Controller - /src/AppBundle/Controllers/ContactController.php

<?php namespace AppBundle\Controller;

use AppBundle\Entity\Contact;
use AppBundle\Form\Type\ContactType;
use Sensio\Bundle\FrameworkExtraBundle\Configuration\Route;
use Symfony\Component\HttpFoundation\Request;
use Symfony\Bundle\FrameworkBundle\Controller\Controller;

class ContactController extends Controller
{
  /**
   * @Route("/contact")
   */
  public function getForm(Request $request)
  {
    // create contact form
    $contactForm = $this->createForm(new ContactType(), new Contact());

    // initially, the message shown to the visitor is empty
    $message = '';

    $contactForm ->handleRequest($request);
    if ($contactForm->isValid()) {
      // Captcha validation passed
      // TODO: send email
      $message = 'Your message was sent successfully.';
    }

    return $this->render('AppBundle:Contact:contact.html.twig', array(
      'form' => $contactForm->createView(),
      'message' => $message
    ));
  }
}

When user submits a valid captcha code, isValid() returns true. Before redirecting user, it is possible to perform some actions using the $contactForm object. Code above assigns a success message to the $message variable which will be displayed on a contact page.

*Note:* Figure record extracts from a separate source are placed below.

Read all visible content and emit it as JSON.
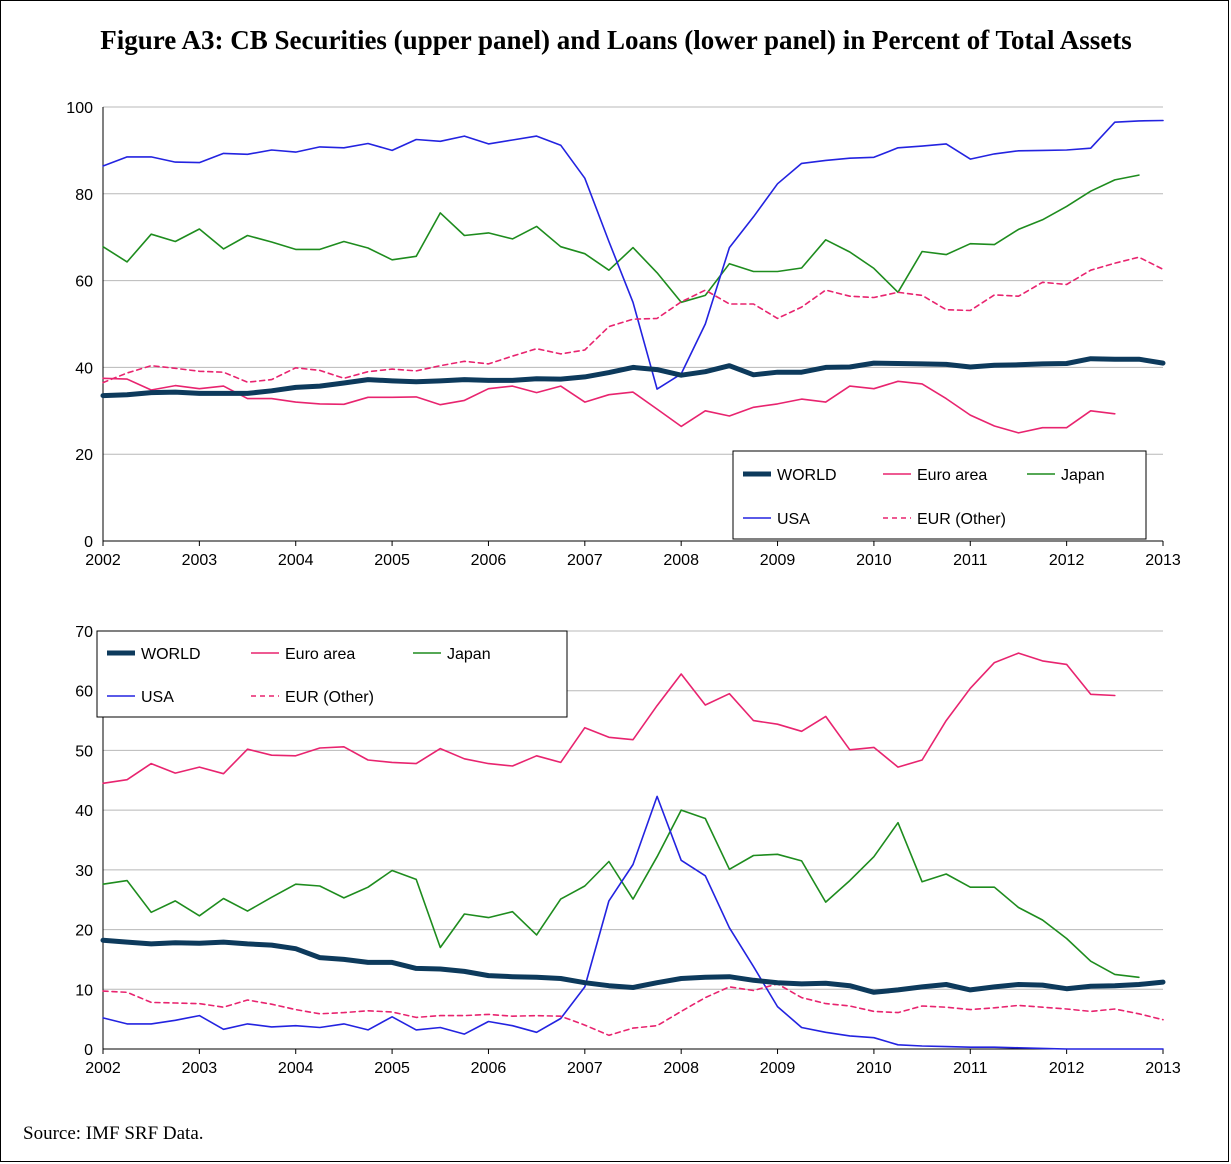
{
  "figure": {
    "title": "Figure A3: CB Securities (upper panel) and Loans (lower panel) in Percent of Total Assets",
    "source": "Source: IMF SRF Data."
  },
  "colors": {
    "WORLD": "#0d3a5c",
    "Euro area": "#e8246f",
    "Japan": "#1e8c1e",
    "USA": "#2323e0",
    "EUR (Other)": "#e8246f"
  },
  "chart_data": [
    {
      "type": "line",
      "panel": "upper",
      "title": "",
      "xlabel": "",
      "ylabel": "",
      "xlim": [
        2002,
        2013
      ],
      "ylim": [
        0,
        100
      ],
      "yticks": [
        0,
        20,
        40,
        60,
        80,
        100
      ],
      "xticks": [
        "2002",
        "2003",
        "2004",
        "2005",
        "2006",
        "2007",
        "2008",
        "2009",
        "2010",
        "2011",
        "2012",
        "2013"
      ],
      "grid": "horizontal",
      "legend": "bottom-right",
      "series": [
        {
          "name": "WORLD",
          "x": [
            2002,
            2002.25,
            2002.5,
            2002.75,
            2003,
            2003.25,
            2003.5,
            2003.75,
            2004,
            2004.25,
            2004.5,
            2004.75,
            2005,
            2005.25,
            2005.5,
            2005.75,
            2006,
            2006.25,
            2006.5,
            2006.75,
            2007,
            2007.25,
            2007.5,
            2007.75,
            2008,
            2008.25,
            2008.5,
            2008.75,
            2009,
            2009.25,
            2009.5,
            2009.75,
            2010,
            2010.25,
            2010.5,
            2010.75,
            2011,
            2011.25,
            2011.5,
            2011.75,
            2012,
            2012.25,
            2012.5,
            2012.75,
            2013
          ],
          "values": [
            33.5,
            33.7,
            34.2,
            34.3,
            34.0,
            34.0,
            34.0,
            34.6,
            35.4,
            35.7,
            36.4,
            37.2,
            36.9,
            36.7,
            36.9,
            37.2,
            37.0,
            37.0,
            37.4,
            37.3,
            37.8,
            38.8,
            40.0,
            39.5,
            38.2,
            39.0,
            40.4,
            38.3,
            38.9,
            38.9,
            40.0,
            40.1,
            41.0,
            40.9,
            40.8,
            40.7,
            40.1,
            40.5,
            40.6,
            40.8,
            40.9,
            42.0,
            41.9,
            41.9,
            41.0
          ]
        },
        {
          "name": "Euro area",
          "x": [
            2002,
            2002.25,
            2002.5,
            2002.75,
            2003,
            2003.25,
            2003.5,
            2003.75,
            2004,
            2004.25,
            2004.5,
            2004.75,
            2005,
            2005.25,
            2005.5,
            2005.75,
            2006,
            2006.25,
            2006.5,
            2006.75,
            2007,
            2007.25,
            2007.5,
            2007.75,
            2008,
            2008.25,
            2008.5,
            2008.75,
            2009,
            2009.25,
            2009.5,
            2009.75,
            2010,
            2010.25,
            2010.5,
            2010.75,
            2011,
            2011.25,
            2011.5,
            2011.75,
            2012,
            2012.25,
            2012.5
          ],
          "values": [
            37.5,
            37.3,
            34.8,
            35.8,
            35.1,
            35.7,
            32.8,
            32.8,
            32.0,
            31.6,
            31.5,
            33.1,
            33.1,
            33.2,
            31.4,
            32.4,
            35.1,
            35.7,
            34.2,
            35.7,
            32.0,
            33.7,
            34.3,
            30.4,
            26.4,
            30.0,
            28.8,
            30.8,
            31.6,
            32.7,
            32.0,
            35.7,
            35.1,
            36.8,
            36.2,
            32.8,
            29.0,
            26.5,
            24.9,
            26.1,
            26.1,
            30.0,
            29.3
          ]
        },
        {
          "name": "Japan",
          "x": [
            2002,
            2002.25,
            2002.5,
            2002.75,
            2003,
            2003.25,
            2003.5,
            2003.75,
            2004,
            2004.25,
            2004.5,
            2004.75,
            2005,
            2005.25,
            2005.5,
            2005.75,
            2006,
            2006.25,
            2006.5,
            2006.75,
            2007,
            2007.25,
            2007.5,
            2007.75,
            2008,
            2008.25,
            2008.5,
            2008.75,
            2009,
            2009.25,
            2009.5,
            2009.75,
            2010,
            2010.25,
            2010.5,
            2010.75,
            2011,
            2011.25,
            2011.5,
            2011.75,
            2012,
            2012.25,
            2012.5,
            2012.75
          ],
          "values": [
            67.8,
            64.3,
            70.7,
            69.0,
            71.9,
            67.3,
            70.4,
            68.9,
            67.2,
            67.2,
            69.0,
            67.5,
            64.8,
            65.6,
            75.6,
            70.4,
            71.0,
            69.6,
            72.5,
            67.8,
            66.2,
            62.4,
            67.6,
            61.8,
            55.0,
            56.6,
            63.9,
            62.1,
            62.1,
            62.9,
            69.4,
            66.6,
            62.8,
            57.3,
            66.7,
            66.0,
            68.5,
            68.3,
            71.8,
            74.0,
            77.1,
            80.6,
            83.2,
            84.3
          ]
        },
        {
          "name": "USA",
          "x": [
            2002,
            2002.25,
            2002.5,
            2002.75,
            2003,
            2003.25,
            2003.5,
            2003.75,
            2004,
            2004.25,
            2004.5,
            2004.75,
            2005,
            2005.25,
            2005.5,
            2005.75,
            2006,
            2006.25,
            2006.5,
            2006.75,
            2007,
            2007.25,
            2007.5,
            2007.75,
            2008,
            2008.25,
            2008.5,
            2008.75,
            2009,
            2009.25,
            2009.5,
            2009.75,
            2010,
            2010.25,
            2010.5,
            2010.75,
            2011,
            2011.25,
            2011.5,
            2011.75,
            2012,
            2012.25,
            2012.5,
            2012.75,
            2013
          ],
          "values": [
            86.4,
            88.5,
            88.5,
            87.3,
            87.2,
            89.3,
            89.1,
            90.1,
            89.6,
            90.8,
            90.6,
            91.6,
            90.0,
            92.5,
            92.1,
            93.3,
            91.5,
            92.4,
            93.3,
            91.2,
            83.6,
            69.0,
            55.0,
            35.0,
            38.5,
            50.0,
            67.6,
            74.7,
            82.3,
            87.0,
            87.7,
            88.2,
            88.4,
            90.6,
            91.0,
            91.5,
            88.0,
            89.2,
            89.9,
            90.0,
            90.1,
            90.5,
            96.5,
            96.8,
            96.9
          ]
        },
        {
          "name": "EUR (Other)",
          "dashed": true,
          "x": [
            2002,
            2002.25,
            2002.5,
            2002.75,
            2003,
            2003.25,
            2003.5,
            2003.75,
            2004,
            2004.25,
            2004.5,
            2004.75,
            2005,
            2005.25,
            2005.5,
            2005.75,
            2006,
            2006.25,
            2006.5,
            2006.75,
            2007,
            2007.25,
            2007.5,
            2007.75,
            2008,
            2008.25,
            2008.5,
            2008.75,
            2009,
            2009.25,
            2009.5,
            2009.75,
            2010,
            2010.25,
            2010.5,
            2010.75,
            2011,
            2011.25,
            2011.5,
            2011.75,
            2012,
            2012.25,
            2012.5,
            2012.75,
            2013
          ],
          "values": [
            36.5,
            38.7,
            40.4,
            39.8,
            39.1,
            38.9,
            36.6,
            37.2,
            39.9,
            39.3,
            37.5,
            39.0,
            39.6,
            39.2,
            40.4,
            41.4,
            40.8,
            42.6,
            44.3,
            43.1,
            44.0,
            49.4,
            51.1,
            51.3,
            55.1,
            57.8,
            54.6,
            54.6,
            51.3,
            53.9,
            57.8,
            56.4,
            56.1,
            57.3,
            56.6,
            53.3,
            53.1,
            56.7,
            56.4,
            59.6,
            59.1,
            62.4,
            64.0,
            65.4,
            62.6
          ]
        }
      ]
    },
    {
      "type": "line",
      "panel": "lower",
      "title": "",
      "xlabel": "",
      "ylabel": "",
      "xlim": [
        2002,
        2013
      ],
      "ylim": [
        0,
        70
      ],
      "yticks": [
        0,
        10,
        20,
        30,
        40,
        50,
        60,
        70
      ],
      "xticks": [
        "2002",
        "2003",
        "2004",
        "2005",
        "2006",
        "2007",
        "2008",
        "2009",
        "2010",
        "2011",
        "2012",
        "2013"
      ],
      "grid": "horizontal",
      "legend": "top-left",
      "series": [
        {
          "name": "WORLD",
          "x": [
            2002,
            2002.25,
            2002.5,
            2002.75,
            2003,
            2003.25,
            2003.5,
            2003.75,
            2004,
            2004.25,
            2004.5,
            2004.75,
            2005,
            2005.25,
            2005.5,
            2005.75,
            2006,
            2006.25,
            2006.5,
            2006.75,
            2007,
            2007.25,
            2007.5,
            2007.75,
            2008,
            2008.25,
            2008.5,
            2008.75,
            2009,
            2009.25,
            2009.5,
            2009.75,
            2010,
            2010.25,
            2010.5,
            2010.75,
            2011,
            2011.25,
            2011.5,
            2011.75,
            2012,
            2012.25,
            2012.5,
            2012.75,
            2013
          ],
          "values": [
            18.2,
            17.9,
            17.6,
            17.8,
            17.7,
            17.9,
            17.6,
            17.4,
            16.8,
            15.3,
            15.0,
            14.5,
            14.5,
            13.5,
            13.4,
            13.0,
            12.3,
            12.1,
            12.0,
            11.8,
            11.1,
            10.6,
            10.3,
            11.1,
            11.8,
            12.0,
            12.1,
            11.5,
            11.1,
            10.9,
            11.0,
            10.6,
            9.5,
            9.9,
            10.4,
            10.8,
            9.9,
            10.4,
            10.8,
            10.7,
            10.1,
            10.5,
            10.6,
            10.8,
            11.2
          ]
        },
        {
          "name": "Euro area",
          "x": [
            2002,
            2002.25,
            2002.5,
            2002.75,
            2003,
            2003.25,
            2003.5,
            2003.75,
            2004,
            2004.25,
            2004.5,
            2004.75,
            2005,
            2005.25,
            2005.5,
            2005.75,
            2006,
            2006.25,
            2006.5,
            2006.75,
            2007,
            2007.25,
            2007.5,
            2007.75,
            2008,
            2008.25,
            2008.5,
            2008.75,
            2009,
            2009.25,
            2009.5,
            2009.75,
            2010,
            2010.25,
            2010.5,
            2010.75,
            2011,
            2011.25,
            2011.5,
            2011.75,
            2012,
            2012.25,
            2012.5
          ],
          "values": [
            44.5,
            45.1,
            47.8,
            46.2,
            47.2,
            46.1,
            50.2,
            49.2,
            49.1,
            50.4,
            50.6,
            48.4,
            48.0,
            47.8,
            50.3,
            48.6,
            47.8,
            47.4,
            49.1,
            48.0,
            53.8,
            52.2,
            51.8,
            57.5,
            62.8,
            57.6,
            59.5,
            55.0,
            54.4,
            53.2,
            55.7,
            50.1,
            50.5,
            47.2,
            48.4,
            55.0,
            60.4,
            64.7,
            66.3,
            65.0,
            64.4,
            59.4,
            59.2
          ]
        },
        {
          "name": "Japan",
          "x": [
            2002,
            2002.25,
            2002.5,
            2002.75,
            2003,
            2003.25,
            2003.5,
            2003.75,
            2004,
            2004.25,
            2004.5,
            2004.75,
            2005,
            2005.25,
            2005.5,
            2005.75,
            2006,
            2006.25,
            2006.5,
            2006.75,
            2007,
            2007.25,
            2007.5,
            2007.75,
            2008,
            2008.25,
            2008.5,
            2008.75,
            2009,
            2009.25,
            2009.5,
            2009.75,
            2010,
            2010.25,
            2010.5,
            2010.75,
            2011,
            2011.25,
            2011.5,
            2011.75,
            2012,
            2012.25,
            2012.5,
            2012.75
          ],
          "values": [
            27.6,
            28.2,
            22.9,
            24.8,
            22.3,
            25.2,
            23.1,
            25.4,
            27.6,
            27.3,
            25.3,
            27.1,
            29.9,
            28.4,
            17.0,
            22.6,
            22.0,
            23.0,
            19.1,
            25.1,
            27.3,
            31.4,
            25.1,
            32.2,
            40.0,
            38.6,
            30.1,
            32.4,
            32.6,
            31.5,
            24.6,
            28.2,
            32.2,
            37.9,
            28.0,
            29.3,
            27.1,
            27.1,
            23.7,
            21.6,
            18.5,
            14.7,
            12.5,
            12.0
          ]
        },
        {
          "name": "USA",
          "x": [
            2002,
            2002.25,
            2002.5,
            2002.75,
            2003,
            2003.25,
            2003.5,
            2003.75,
            2004,
            2004.25,
            2004.5,
            2004.75,
            2005,
            2005.25,
            2005.5,
            2005.75,
            2006,
            2006.25,
            2006.5,
            2006.75,
            2007,
            2007.25,
            2007.5,
            2007.75,
            2008,
            2008.25,
            2008.5,
            2008.75,
            2009,
            2009.25,
            2009.5,
            2009.75,
            2010,
            2010.25,
            2010.5,
            2010.75,
            2011,
            2011.25,
            2011.5,
            2011.75,
            2012,
            2012.25,
            2012.5,
            2012.75,
            2013
          ],
          "values": [
            5.2,
            4.2,
            4.2,
            4.8,
            5.6,
            3.3,
            4.2,
            3.7,
            3.9,
            3.6,
            4.2,
            3.2,
            5.4,
            3.2,
            3.6,
            2.5,
            4.6,
            3.9,
            2.8,
            5.1,
            10.4,
            24.8,
            30.9,
            42.3,
            31.6,
            29.0,
            20.3,
            13.8,
            7.1,
            3.6,
            2.8,
            2.2,
            1.9,
            0.7,
            0.5,
            0.4,
            0.3,
            0.3,
            0.2,
            0.1,
            0.0,
            0.0,
            0.0,
            0.0,
            0.0
          ]
        },
        {
          "name": "EUR (Other)",
          "dashed": true,
          "x": [
            2002,
            2002.25,
            2002.5,
            2002.75,
            2003,
            2003.25,
            2003.5,
            2003.75,
            2004,
            2004.25,
            2004.5,
            2004.75,
            2005,
            2005.25,
            2005.5,
            2005.75,
            2006,
            2006.25,
            2006.5,
            2006.75,
            2007,
            2007.25,
            2007.5,
            2007.75,
            2008,
            2008.25,
            2008.5,
            2008.75,
            2009,
            2009.25,
            2009.5,
            2009.75,
            2010,
            2010.25,
            2010.5,
            2010.75,
            2011,
            2011.25,
            2011.5,
            2011.75,
            2012,
            2012.25,
            2012.5,
            2012.75,
            2013
          ],
          "values": [
            9.7,
            9.5,
            7.8,
            7.7,
            7.6,
            7.0,
            8.2,
            7.5,
            6.6,
            5.9,
            6.1,
            6.4,
            6.2,
            5.3,
            5.6,
            5.6,
            5.8,
            5.5,
            5.6,
            5.5,
            4.0,
            2.3,
            3.5,
            3.9,
            6.3,
            8.6,
            10.4,
            9.8,
            10.9,
            8.6,
            7.6,
            7.2,
            6.3,
            6.1,
            7.2,
            7.0,
            6.6,
            6.9,
            7.3,
            7.0,
            6.7,
            6.3,
            6.7,
            5.9,
            4.9
          ]
        }
      ]
    }
  ]
}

View - /src/AppBundle/Resources/views/Contact/contact.html.twig

<!DOCTYPE html>
<html>
<head>
  <title>Symfony2 Form Validation BotDetect CAPTCHA Example</title>
</head>

<body>
  <h2>Symfony2 Form Validation BotDetect CAPTCHA Example</h2>
  
  {# show message #}
  {% if message is not empty %}
    <p>{{ message }}</p>
  {% endif %}
  
  {{ form_start(form) }}
  {{ form_widget(form) }}
  {{ form_end(form) }}
</body>
</html>

The form has already been created, the next step is render it by using a set of forms helper functions, and to prints out a message (set in Controller) about Captcha validation success.